Both of the commands above take as input a file called mouse.mm10.genome that is stored under the subdirectory bowtie_index. These genome files are tab-delimited and describe the size of the chromosomes for the organism of interest. When using the UCSC Genome Browser, Ensembl, or Galaxy, you typically indicate which species/genome build you are working with. The way you do this for BEDTools is to create a “genome” file, which simply lists the names of the chromosomes (or scaffolds, etc.) and their size (in basepairs).

BEDTools includes pre-defined genome files for human and mouse in the genomes subdirectory included in the BEDTools distribution.

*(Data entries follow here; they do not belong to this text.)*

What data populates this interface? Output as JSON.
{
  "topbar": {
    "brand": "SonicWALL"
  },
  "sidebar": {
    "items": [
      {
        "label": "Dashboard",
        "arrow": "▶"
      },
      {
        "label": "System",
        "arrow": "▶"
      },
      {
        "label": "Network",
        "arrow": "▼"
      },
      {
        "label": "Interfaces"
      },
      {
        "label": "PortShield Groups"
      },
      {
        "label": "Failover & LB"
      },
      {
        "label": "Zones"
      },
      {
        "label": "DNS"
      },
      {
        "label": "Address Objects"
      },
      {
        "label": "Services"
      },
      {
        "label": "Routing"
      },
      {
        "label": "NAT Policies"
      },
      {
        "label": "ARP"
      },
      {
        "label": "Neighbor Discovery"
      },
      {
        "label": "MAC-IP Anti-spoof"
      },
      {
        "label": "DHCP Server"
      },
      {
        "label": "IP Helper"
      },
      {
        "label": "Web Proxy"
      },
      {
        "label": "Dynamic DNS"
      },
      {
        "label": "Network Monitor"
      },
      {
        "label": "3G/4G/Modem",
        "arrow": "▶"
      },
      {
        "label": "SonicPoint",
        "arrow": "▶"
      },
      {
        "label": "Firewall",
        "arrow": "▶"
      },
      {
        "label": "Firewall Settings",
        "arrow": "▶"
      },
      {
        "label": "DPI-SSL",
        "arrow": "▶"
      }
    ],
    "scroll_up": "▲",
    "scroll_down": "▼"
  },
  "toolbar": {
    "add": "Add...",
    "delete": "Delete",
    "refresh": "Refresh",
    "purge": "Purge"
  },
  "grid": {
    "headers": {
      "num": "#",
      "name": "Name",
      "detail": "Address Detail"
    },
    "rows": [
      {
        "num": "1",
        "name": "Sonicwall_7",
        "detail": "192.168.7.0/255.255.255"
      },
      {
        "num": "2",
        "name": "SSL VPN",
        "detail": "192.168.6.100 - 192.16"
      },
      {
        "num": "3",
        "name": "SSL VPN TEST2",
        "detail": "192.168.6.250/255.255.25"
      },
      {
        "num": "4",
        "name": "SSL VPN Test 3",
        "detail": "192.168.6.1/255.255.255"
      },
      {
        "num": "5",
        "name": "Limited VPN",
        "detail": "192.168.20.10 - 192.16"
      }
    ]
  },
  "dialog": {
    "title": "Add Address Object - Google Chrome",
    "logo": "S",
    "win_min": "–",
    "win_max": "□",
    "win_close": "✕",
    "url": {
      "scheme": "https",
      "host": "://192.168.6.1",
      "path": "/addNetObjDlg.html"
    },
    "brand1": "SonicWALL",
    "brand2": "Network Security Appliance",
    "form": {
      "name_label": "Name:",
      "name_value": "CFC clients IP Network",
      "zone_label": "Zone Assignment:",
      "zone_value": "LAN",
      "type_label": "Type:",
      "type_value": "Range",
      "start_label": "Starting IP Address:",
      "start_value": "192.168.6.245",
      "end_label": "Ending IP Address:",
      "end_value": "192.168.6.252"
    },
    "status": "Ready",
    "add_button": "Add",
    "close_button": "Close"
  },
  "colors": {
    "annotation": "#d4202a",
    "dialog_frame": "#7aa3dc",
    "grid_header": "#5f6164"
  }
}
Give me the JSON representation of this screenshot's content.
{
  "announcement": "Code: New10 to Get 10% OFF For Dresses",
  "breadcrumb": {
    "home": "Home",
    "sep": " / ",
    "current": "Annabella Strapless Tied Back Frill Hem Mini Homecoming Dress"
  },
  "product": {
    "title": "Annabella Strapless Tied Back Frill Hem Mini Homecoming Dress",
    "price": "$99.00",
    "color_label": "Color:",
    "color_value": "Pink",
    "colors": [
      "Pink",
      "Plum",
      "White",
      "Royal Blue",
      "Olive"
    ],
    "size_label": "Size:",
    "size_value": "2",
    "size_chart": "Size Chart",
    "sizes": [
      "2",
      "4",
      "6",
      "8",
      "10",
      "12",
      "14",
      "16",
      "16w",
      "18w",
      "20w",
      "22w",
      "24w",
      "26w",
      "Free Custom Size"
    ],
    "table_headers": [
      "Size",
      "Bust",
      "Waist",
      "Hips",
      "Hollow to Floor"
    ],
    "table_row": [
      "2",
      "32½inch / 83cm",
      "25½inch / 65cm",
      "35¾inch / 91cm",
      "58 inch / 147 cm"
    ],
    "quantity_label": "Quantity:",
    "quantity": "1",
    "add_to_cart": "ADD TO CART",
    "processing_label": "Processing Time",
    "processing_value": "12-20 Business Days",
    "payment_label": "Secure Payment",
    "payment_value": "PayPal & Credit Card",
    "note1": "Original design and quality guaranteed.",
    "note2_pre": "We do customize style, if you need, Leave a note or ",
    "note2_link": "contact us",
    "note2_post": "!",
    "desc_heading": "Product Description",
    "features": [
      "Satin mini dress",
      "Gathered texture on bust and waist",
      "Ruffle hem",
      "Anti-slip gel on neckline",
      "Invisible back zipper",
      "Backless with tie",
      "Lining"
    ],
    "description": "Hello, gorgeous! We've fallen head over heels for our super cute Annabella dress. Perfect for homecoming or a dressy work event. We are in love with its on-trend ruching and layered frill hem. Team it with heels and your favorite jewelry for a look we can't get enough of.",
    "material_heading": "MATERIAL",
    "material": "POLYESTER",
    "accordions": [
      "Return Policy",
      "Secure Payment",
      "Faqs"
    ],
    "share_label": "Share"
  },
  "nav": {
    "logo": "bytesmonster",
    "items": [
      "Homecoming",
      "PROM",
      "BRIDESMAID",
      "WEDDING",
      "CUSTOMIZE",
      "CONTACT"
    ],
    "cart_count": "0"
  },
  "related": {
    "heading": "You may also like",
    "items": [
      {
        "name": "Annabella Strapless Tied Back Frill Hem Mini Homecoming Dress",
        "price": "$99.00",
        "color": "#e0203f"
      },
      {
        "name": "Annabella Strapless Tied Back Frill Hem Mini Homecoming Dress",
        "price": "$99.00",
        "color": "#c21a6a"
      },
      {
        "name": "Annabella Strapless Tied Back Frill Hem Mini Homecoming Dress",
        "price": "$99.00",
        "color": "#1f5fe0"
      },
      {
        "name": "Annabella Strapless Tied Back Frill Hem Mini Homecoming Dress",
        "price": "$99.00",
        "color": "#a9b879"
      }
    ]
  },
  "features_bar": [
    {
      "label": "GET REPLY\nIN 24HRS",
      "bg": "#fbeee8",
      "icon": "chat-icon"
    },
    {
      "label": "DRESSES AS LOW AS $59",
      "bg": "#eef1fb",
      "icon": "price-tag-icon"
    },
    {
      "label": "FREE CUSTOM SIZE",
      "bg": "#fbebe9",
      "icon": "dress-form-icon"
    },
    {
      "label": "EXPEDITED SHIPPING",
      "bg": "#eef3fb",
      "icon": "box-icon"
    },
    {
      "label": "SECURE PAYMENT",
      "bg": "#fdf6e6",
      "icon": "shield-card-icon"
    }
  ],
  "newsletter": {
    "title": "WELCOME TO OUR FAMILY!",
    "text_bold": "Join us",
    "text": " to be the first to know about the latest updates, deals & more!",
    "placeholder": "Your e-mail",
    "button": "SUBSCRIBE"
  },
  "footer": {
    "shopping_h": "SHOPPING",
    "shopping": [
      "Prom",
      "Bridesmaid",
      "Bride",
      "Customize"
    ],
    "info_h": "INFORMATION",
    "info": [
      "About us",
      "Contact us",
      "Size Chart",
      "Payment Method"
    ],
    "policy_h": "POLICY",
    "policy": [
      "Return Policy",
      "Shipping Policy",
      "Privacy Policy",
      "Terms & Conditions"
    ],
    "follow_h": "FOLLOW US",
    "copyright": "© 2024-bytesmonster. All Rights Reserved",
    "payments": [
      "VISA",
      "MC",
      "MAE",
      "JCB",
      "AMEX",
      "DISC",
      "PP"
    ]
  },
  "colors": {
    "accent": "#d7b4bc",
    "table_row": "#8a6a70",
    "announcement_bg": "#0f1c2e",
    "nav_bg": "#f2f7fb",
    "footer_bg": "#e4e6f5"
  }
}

Now we will load the data into the IGV browser for visualization. In order to launch IGV double click on the IGV 2.3 icon on your Desktop. Ignore any warnings and when it opens you have to load the genome of interest.

On the top left of your screen choose from the drop down menu Mouse (mm10). If it doesn’t appear in list, click More .., type mm10 in the Filter section, choose the mouse genome and press OK. Then in order to load the desire files go to:

File > Load from File

On the pop up window navigate to Desktop -> chipseq folder and select the file Oct4.sorted.bam.

Repeat these steps in order to load Oct4.bw as well.

Select chr1 from the drop down menu on the top left. Right click on the name of Oct4.bw and choose Maximum under the Windowing Function. Right click again and select Autoscale.

In order to see the aligned reads of the BAM file, you need to zoom in to a specific region. For example, look for gene Lemd1 in the search box.

Question

What is the main difference between the visualization of BAM and bigWig files?

Answer

Answer

The actual alignment of reads that stack to a particular region can be displayed using the information stored in a BAM format. The bigWig format is for display of dense, continuous data that will be displayed in the Genome Browser as a graph.

Using the + button on the top right, zoom in to see more of the details of the alignments.

Question

What do you think the different colors mean?

Answer

Answer

The different color represents four nucleotides, e.g. blue is Cytidine (C), red is Thymidine (T).

Practice Makes Perfect!

In the chipseq folder you will find the file gfp.fastq. Follow the above described analysis, from the bowtie2 alignment step, for this dataset as well. You will need these files for the ChIP-Seq module.